IQや言語能力には問題がないものの、相手の感情を理解することが苦手で、良好な人間関係を築くことが難しい障害をアスペルガー症候群と呼びます。
大人になってからこの障害が明らかになる場合を「大人のアスペルガー症候群」と言います。
近年では有名人が公表することもあり、社会的な認知が広がってきました。
ただし、アスペルガー症候群と一口に言っても、その症状は個々の性格によって異なります。
「他人との関わりが苦手」というイメージが強いかもしれませんが、実際にはADHDの特徴を持ち、むしろ人と積極的に関わろうとするタイプもいます。
共通する症状として「相手の感情を理解できない」「感覚の過敏さ」「パニックを引き起こす」などがありますが、対人関係の違いにより、大人のアスペルガー症候群は5つのタイプに分類されます。 アスペルガー症候群は、自閉症スペクトラム障害(ASD)の一部として考えられるようになっています。
ここでは、大人のアスペルガー症候群の5つのタイプを紹介します。
他者からの働きかけに反応せず、必要なときにだけ人と関わります。一人でいることを好み、集団の中でも周囲の存在を意識しないような行動を取ります。
学業で優れた成績を収めると、特定の分野で天才と称されることもあります。
子供の頃は孤立型であっても、大人になるにつれて他のタイプへと変わることがあります。
自ら他者に関わることは少ないものの、他人からの接触は受け入れます。
敏感さが目立たないため、周囲からは発達障害と気づかれにくいタイプです。大人しい印象を持たれ、人の話をよく聞くものの、実際には十分に理解していないことがあります。
幼少期に「素直で育てやすい子」とされるため、親子関係は良好ですが、大人になると他人の期待に応える行動を取る傾向があります。
自己主張がないため、人から様々な要求を押し付けられることがあり、それを断れずに過度な適応をしてしまうことで、うつ病を発症しやすくなります。
衝動性が強く、ADHDの傾向が見られるタイプです。
積極的に他者と関わろうとしますが、一方的に自分の話をし、人を巻き込もうとするため、自己中心的に見られることがあります。感情表現が豊かで、普通の人以上に社会との接触を求めますが、相手の気持ちに無関心なため、自分本位な関わり方をしてしまいます。
このため、しつこく頑固な人物と見なされ、嫌われることがあります。子供の頃は積極的奇異型でも、大人になるにつれて受動型や孤立型に変わることもあります。
アスペルガー症候群の人全般に、言葉遣いや態度が場に合わず、周囲から「偉そう」と誤解されることがあります。
特に尊大型は、自分を強く主張し、相手より優位に立とうとするタイプです。いわゆる「マウントを取る」行動を取ります。他者を非難することで自分を守る傾向があり、失敗やうまくいかないことは他人のせいにしがちです。
高学歴でプライドが高く、成功体験からこの行動を学習してきたと考えられます。

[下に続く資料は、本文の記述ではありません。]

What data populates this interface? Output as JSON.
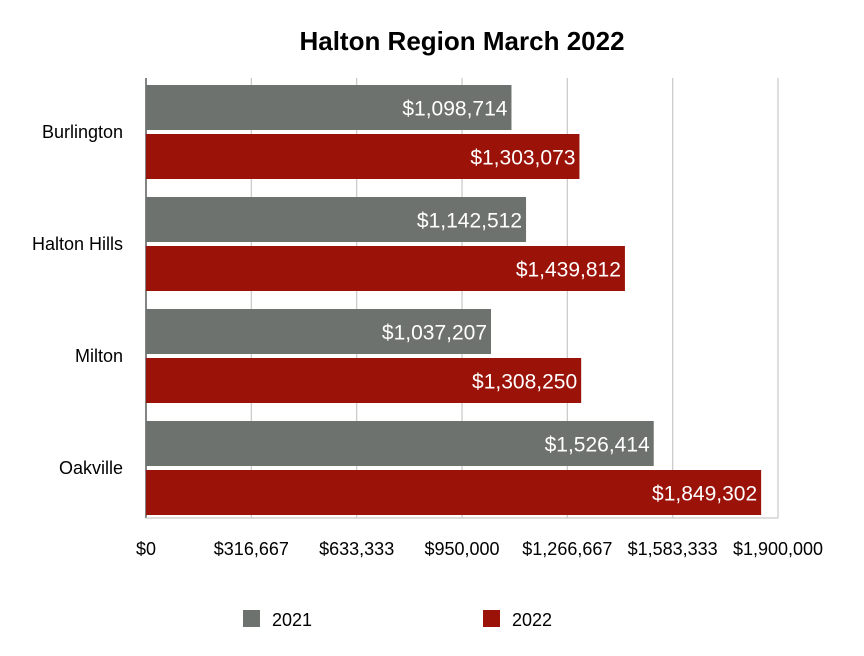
{
  "chart_data": {
    "type": "bar",
    "orientation": "horizontal",
    "title": "Halton Region March 2022",
    "categories": [
      "Burlington",
      "Halton Hills",
      "Milton",
      "Oakville"
    ],
    "series": [
      {
        "name": "2021",
        "color": "#6d726f",
        "values": [
          1098714,
          1142512,
          1037207,
          1526414
        ],
        "labels": [
          "$1,098,714",
          "$1,142,512",
          "$1,037,207",
          "$1,526,414"
        ]
      },
      {
        "name": "2022",
        "color": "#9b1208",
        "values": [
          1303073,
          1439812,
          1308250,
          1849302
        ],
        "labels": [
          "$1,303,073",
          "$1,439,812",
          "$1,308,250",
          "$1,849,302"
        ]
      }
    ],
    "xlim": [
      0,
      1900000
    ],
    "x_ticks": [
      0,
      316667,
      633333,
      950000,
      1266667,
      1583333,
      1900000
    ],
    "x_tick_labels": [
      "$0",
      "$316,667",
      "$633,333",
      "$950,000",
      "$1,266,667",
      "$1,583,333",
      "$1,900,000"
    ],
    "grid": true,
    "legend_position": "bottom"
  }
}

職場で出世することもありますが、パワハラに発展することもあり、家族に対してのみ尊大な態度を取るケースも見られます。
大仰型は、礼儀正しすぎるところからその名が付けられました。高学歴者に多く、人間関係のルールを知識として学んでいるため、表面上は問題がないように見えます。
しかし、相手や状況に応じて柔軟に振る舞えないため、堅苦しい印象を与えます。ルールに厳しく、自己にも他者にも厳しい姿勢を貫くため、職場では管理職に昇進することがあっても、家庭内で問題が生じやすい傾向があります。
以上で、アスペルガー症候群の5つのタイプについて紹介しました。
大人のアスペルガー症候群の方々には、「緻密な作業が得意」「優れた記憶力」「好きなことに深く没頭できる」「ルールを厳守する」といった素晴らしい特性があります。
これらを自分の強みと捉え、障害を個性と見なすことが大切です。
ただし、社会との適応がうまくいかず、うつ病になったり、感情のコントロールが難しい場合は、医療機関のサポートを積極的に活用しましょう。
特性そのものは変わりませんが、薬による治療で気持ちを調整することは可能です。
さらに、状況が改善しない場合には、障害者雇用や福祉制度を利用する選択肢もあります。